Für derartige Untersuchungen war das SportMedInstBw fest in der sportmedizinischen Forschungslandschaft verankert. Eine enge Zusammenarbeit bestand seit vielen Jahren vor allem mit der Universität Bielefeld, der Westfälischen Wilhelms-Universität Münster sowie der Deutschen Sporthochschule Köln.

Zentrum für Sportmedizin der Bundeswehr

Die Auflösung des Sanitätsamtes der Bundeswehr und der vier Sanitätskommandos sowie die Neuaufstellung der beiden Fähigkeitskommandos führte zur Umbenennung und einem erneuten Wechsel der Unterstellung des Instituts. Seit Anfang 2014 wird es als Zentrum für Sportmedizin der Bundeswehr (ZSportMedBw) unmittelbar vom Stellvertreter des Kommandeurs des Kommandos Regionale Sanitätsdienstliche Unterstützung in Diez geführt. 

Mit Veröffentlichung des „Konzeptes Medizinische Rehabilitation“ und der Regelung zur „Durchführung der Medizinischen Rehabilitation“ 2020 fiel dem ZSportMedBw eine wesentliche Rolle bei der Planung und Festlegung medizinischer somatischer Rehabilitationsmaßnahmen zu. Es unterstützt seither bei Bedarf fachlich die interdisziplinären patientenzentrierten Rehabilitationsteams sowie die Sanitätsunterstützungszentren in allen Fragen der medizinisch-dienstlich orientierten Rehabilitation und vermittelt gleichzeitig zwischen den klinischen und ambulanten Versorgungsstrukturen innerhalb der Bundeswehr. 

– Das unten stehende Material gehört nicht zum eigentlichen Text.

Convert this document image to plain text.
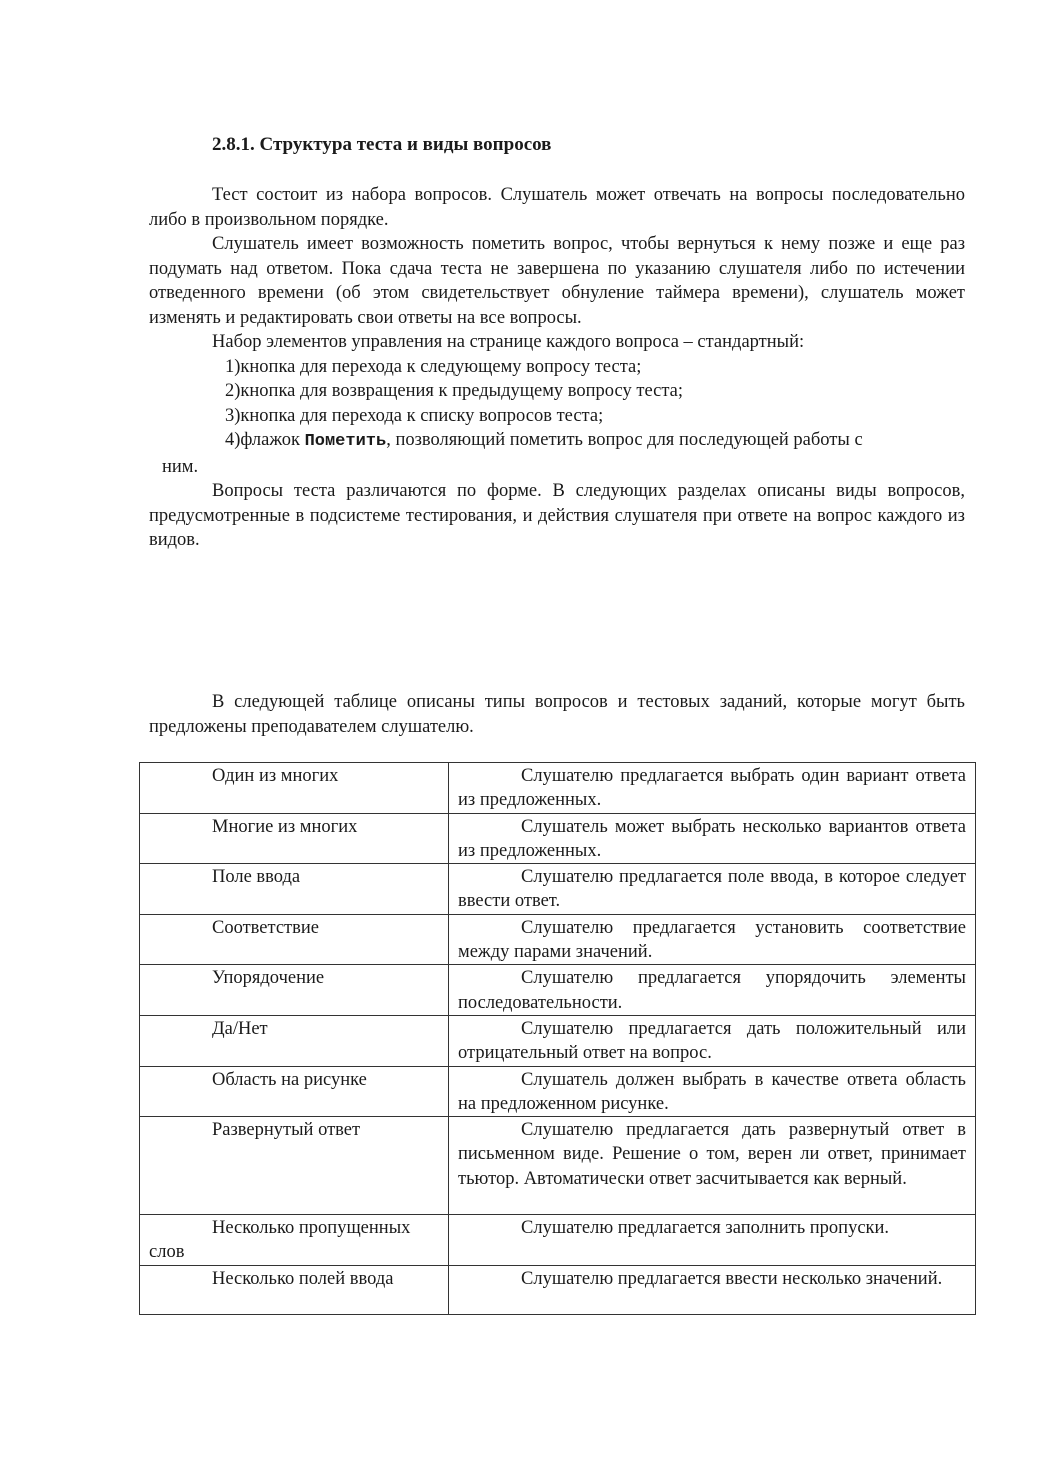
2.8.1. Структура теста и виды вопросов

Тест состоит из набора вопросов. Слушатель может отвечать на вопросы последовательно либо в произвольном порядке.

Слушатель имеет возможность пометить вопрос, чтобы вернуться к нему позже и еще раз подумать над ответом. Пока сдача теста не завершена по указанию слушателя либо по истечении отведенного времени (об этом свидетельствует обнуление таймера времени), слушатель может изменять и редактировать свои ответы на все вопросы.

Набор элементов управления на странице каждого вопроса – стандартный:

1)кнопка для перехода к следующему вопросу теста;
2)кнопка для возвращения к предыдущему вопросу теста;
3)кнопка для перехода к списку вопросов теста;
4)флажок Пометить, позволяющий пометить вопрос для последующей работы с
ним.

Вопросы теста различаются по форме. В следующих разделах описаны виды вопросов, предусмотренные в подсистеме тестирования, и действия слушателя при ответе на вопрос каждого из видов.

В следующей таблице описаны типы вопросов и тестовых заданий, которые могут быть предложены преподавателем слушателю.

Один из многих	Слушателю предлагается выбрать один вариант ответа из предложенных.

Многие из многих	Слушатель может выбрать несколько вариантов ответа из предложенных.

Поле ввода	Слушателю предлагается поле ввода, в которое следует ввести ответ.

Соответствие	Слушателю предлагается установить соответствие между парами значений.

Упорядочение	Слушателю предлагается упорядочить элементы последовательности.

Да/Нет	Слушателю предлагается дать положительный или отрицательный ответ на вопрос.

Область на рисунке	Слушатель должен выбрать в качестве ответа область на предложенном рисунке.

Развернутый ответ	Слушателю предлагается дать развернутый ответ в письменном виде. Решение о том, верен ли ответ, принимает тьютор. Автоматически ответ засчитывается как верный.

Несколько пропущенных слов	Слушателю предлагается заполнить пропуски.

Несколько полей ввода	Слушателю предлагается ввести несколько значений.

Abschließend bleibt festzuhalten, dass die institutionelle Etablierung der Sportmedizin in die Versorgungsstrukturen des Sanitätsdienstes der Bundeswehr ein Meilenstein war. Ausgehend von der ambulanten Versorgung der Angehörigen und Lehrgangsteilnehmer der Sportschule der Bundeswehr über die Betreuung von Leistungs- und Spitzensportlern unter Zuhilfenahme von funk­tionsdiagnostischen Maßnahmen der Leistungsmedizin hat sich das ZSportMedBw zu einem heutzutage aus dem System der medizinischen Rehabilitation nicht mehr wegzudenkenden Keyplayer entwickelt, dem sicherlich noch viele weitere herausfordernde Jahre bevorstehen. 

Mit den dieses Jahr in Düsseldorf stattfindenden „Invictus Games“ sowie der vorgeschalteten „Warrior Care Conference“ stehen dem Zentrum zwei Highlights bevor. Bei den Wettkämpfen treten etwa 500 SportlerInnen  - die alle entweder im Dienst verwundet, verletzt oder erkrankt sind  - aus mehr als 20 Ländern gegeneinander an. Ziel der Spiele ist u. a., Verständnis für die Situation von Veteranen zu wecken. Im Zentrum der zweitägigen Veranstaltung stehen nicht nur Fragen der Einsatzmedizin, sondern auch verschiedene Aspekte der Rehabilitation und Wiedereingliederung von SoldatInnen und die Frage, welchen Erfahrungsaustausch es zwischen den Streitkräften und unserer Gesellschaft auf diesem Gebiet geben kann. In der sogenannten „Team Respect Area“ ist zusätzlich der fachliche Austausch, unterstützt durch Impulsvorträge, zwischen Teilnehmern und Besuchern möglich.